Comment by dotancohen

Comment by dotancohen a day ago

2 replies

  > "My favorite is always the billion dollar mistake of having null in the language. And since JavaScript has both null and undefined, it's the two billion dollar mistake."
  > -Anders Hejlsberg
Why can't all-1s be null? E.g. a small int goes from the range 0-255 to the range 0-254, but we get a really useful property with no out-of-band Nullable overhead.

With signed ints it even leads to symmetric ranges in the negative and positive directions.

DonHopkins 21 hours ago

The FORTH-83 standard changed FIG-FORTH's official value of TRUE from 1 to -1 so all its bits were set. That was a rough transition like Python 2=>3, but worth it. It also defined /MOD integer division to be floored (rounded towards -infinity instead of zero like FIG-FORTH), which was also a tough change but the right one, especially for graphics.
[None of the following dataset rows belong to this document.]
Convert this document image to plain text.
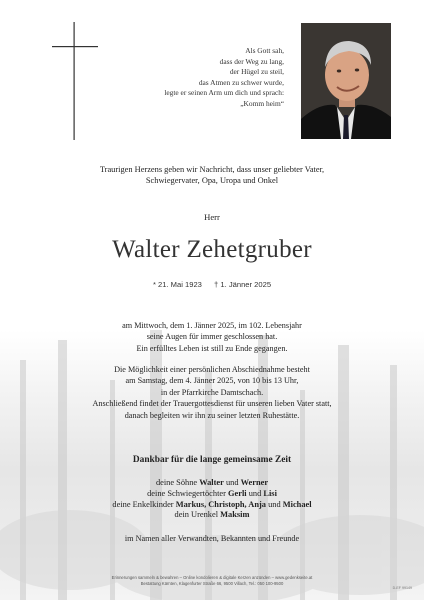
Als Gott sah,
dass der Weg zu lang,
der Hügel zu steil,
das Atmen zu schwer wurde,
legte er seinen Arm um dich und sprach:
„Komm heim“
Traurigen Herzens geben wir Nachricht, dass unser geliebter Vater,
Schwiegervater, Opa, Uropa und Onkel
Herr
Walter Zehetgruber
* 21. Mai 1923 † 1. Jänner 2025
am Mittwoch, dem 1. Jänner 2025, im 102. Lebensjahr
seine Augen für immer geschlossen hat.
Ein erfülltes Leben ist still zu Ende gegangen.
Die Möglichkeit einer persönlichen Abschiednahme besteht
am Samstag, dem 4. Jänner 2025, von 10 bis 13 Uhr,
in der Pfarrkirche Damtschach.
Anschließend findet der Trauergottesdienst für unseren lieben Vater statt,
danach begleiten wir ihn zu seiner letzten Ruhestätte.
Dankbar für die lange gemeinsame Zeit
deine Söhne Walter und Werner
deine Schwiegertöchter Gerli und Lisi
deine Enkelkinder Markus, Christoph, Anja und Michael
dein Urenkel Maksim
im Namen aller Verwandten, Bekannten und Freunde
Erinnerungen sammeln & bewahren – Online kondolieren & digitale Kerzen anzünden – www.gedenkseite.at
Bestattung Kärnten, Klagenfurter Straße 66, 9500 Villach, Tel.: 050 100-9500
D-EF 99149
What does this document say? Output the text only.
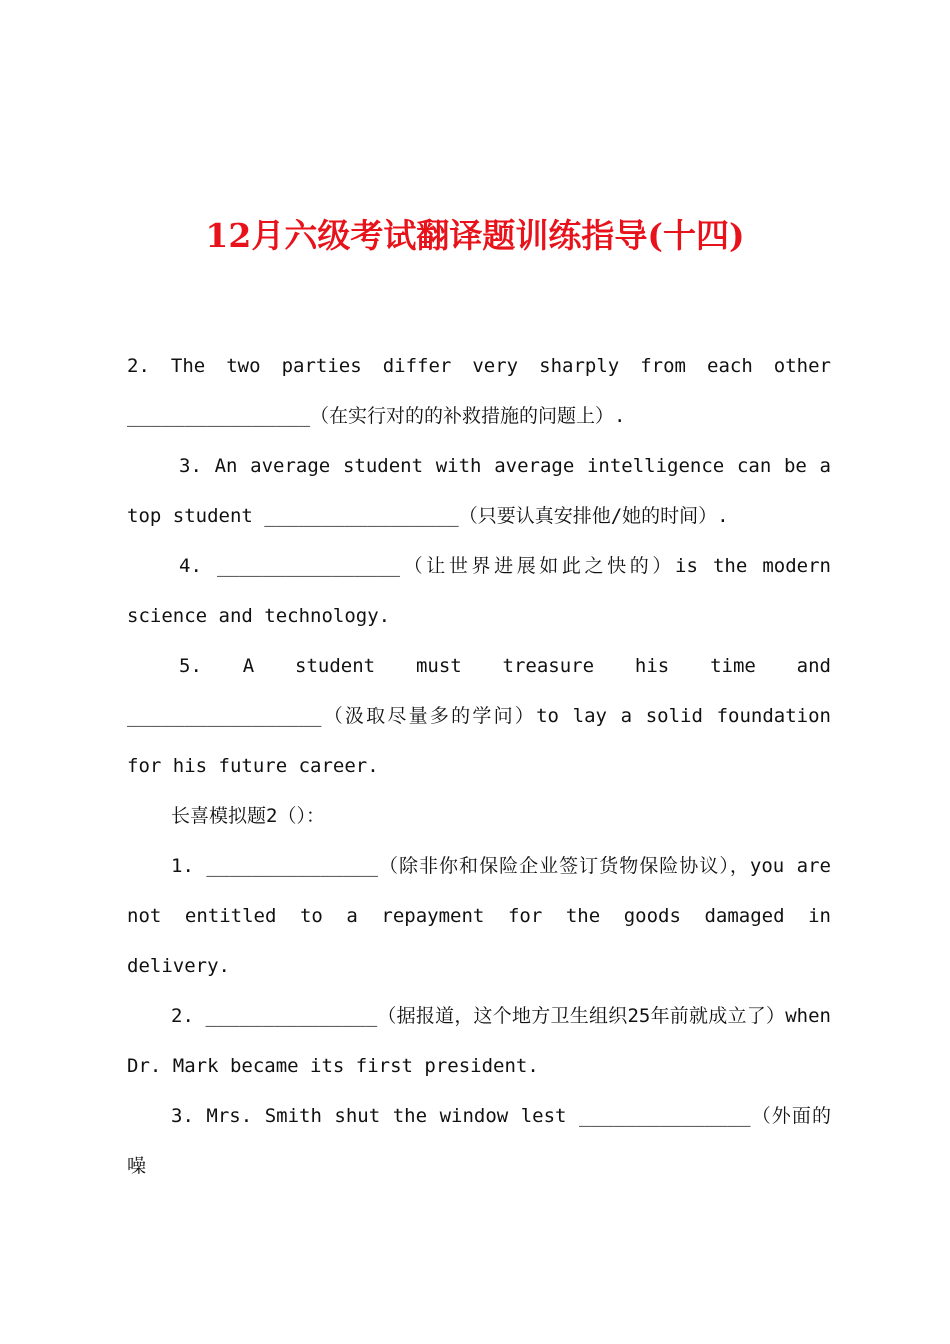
12月六级考试翻译题训练指导(十四)

2. The two parties differ very sharply from each other ________________（在实行对的的补救措施的问题上）.

3. An average student with average intelligence can be a top student _________________（只要认真安排他/她的时间）.

4. ________________（让世界进展如此之快的）is the modern science and technology.

5. A student must treasure his time and _________________（汲取尽量多的学问）to lay a solid foundation for his future career.

长喜模拟题2（）：

1. _______________（除非你和保险企业签订货物保险协议），you are not entitled to a repayment for the goods damaged in delivery.

2. _______________（据报道，这个地方卫生组织25年前就成立了）when Dr. Mark became its first president.

3. Mrs. Smith shut the window lest _______________（外面的噪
https://python-history.blogspot.com/2010/08/why-pythons-inte...

https://forth-standard.org/standard/diff?utm_source=chatgpt....

https://atariwiki.org/wiki/Wiki.jsp?page=Converting+FIG-Fort...

>4. For various reasons the definition of all divide functions general effect is that quotients are floored instead of rounded toward zero. This should cause no problems for most pre-existing application software. The new divide functions are marginally slower than the old (a few machine cycles under most circumstances). The side-effects of the redefinition for floored divide can be counter-intuitive under some circumstances. For example, in FIG-Forth the operation

      -40 360 MOD
>would return the obvious answer (-40) on the stack, while 83- Standard Forth will return the answer 320!

>5. The true flag returned by all logical operations has been changed from the value 1 (in FIG-Forth) to the value -1 (in Forth-83, all bits set). If your code used the 0 or 1 returned by a comparison in an arithmetic operation, you will need to interpolate the operator ABS after the logical operator. This is a particularly difficult problem to look for in your source code. However, we feel that this mutation in the 83-Standard was beneficial as it allows the returned true/false value to be used as a mask for AND.

  • dotancohen 10 hours ago

    Hello Don!

    I always suspected that FORTH had inconsistencies in division across versions. That's why the lord told us to Go FORTH and Multiply instead.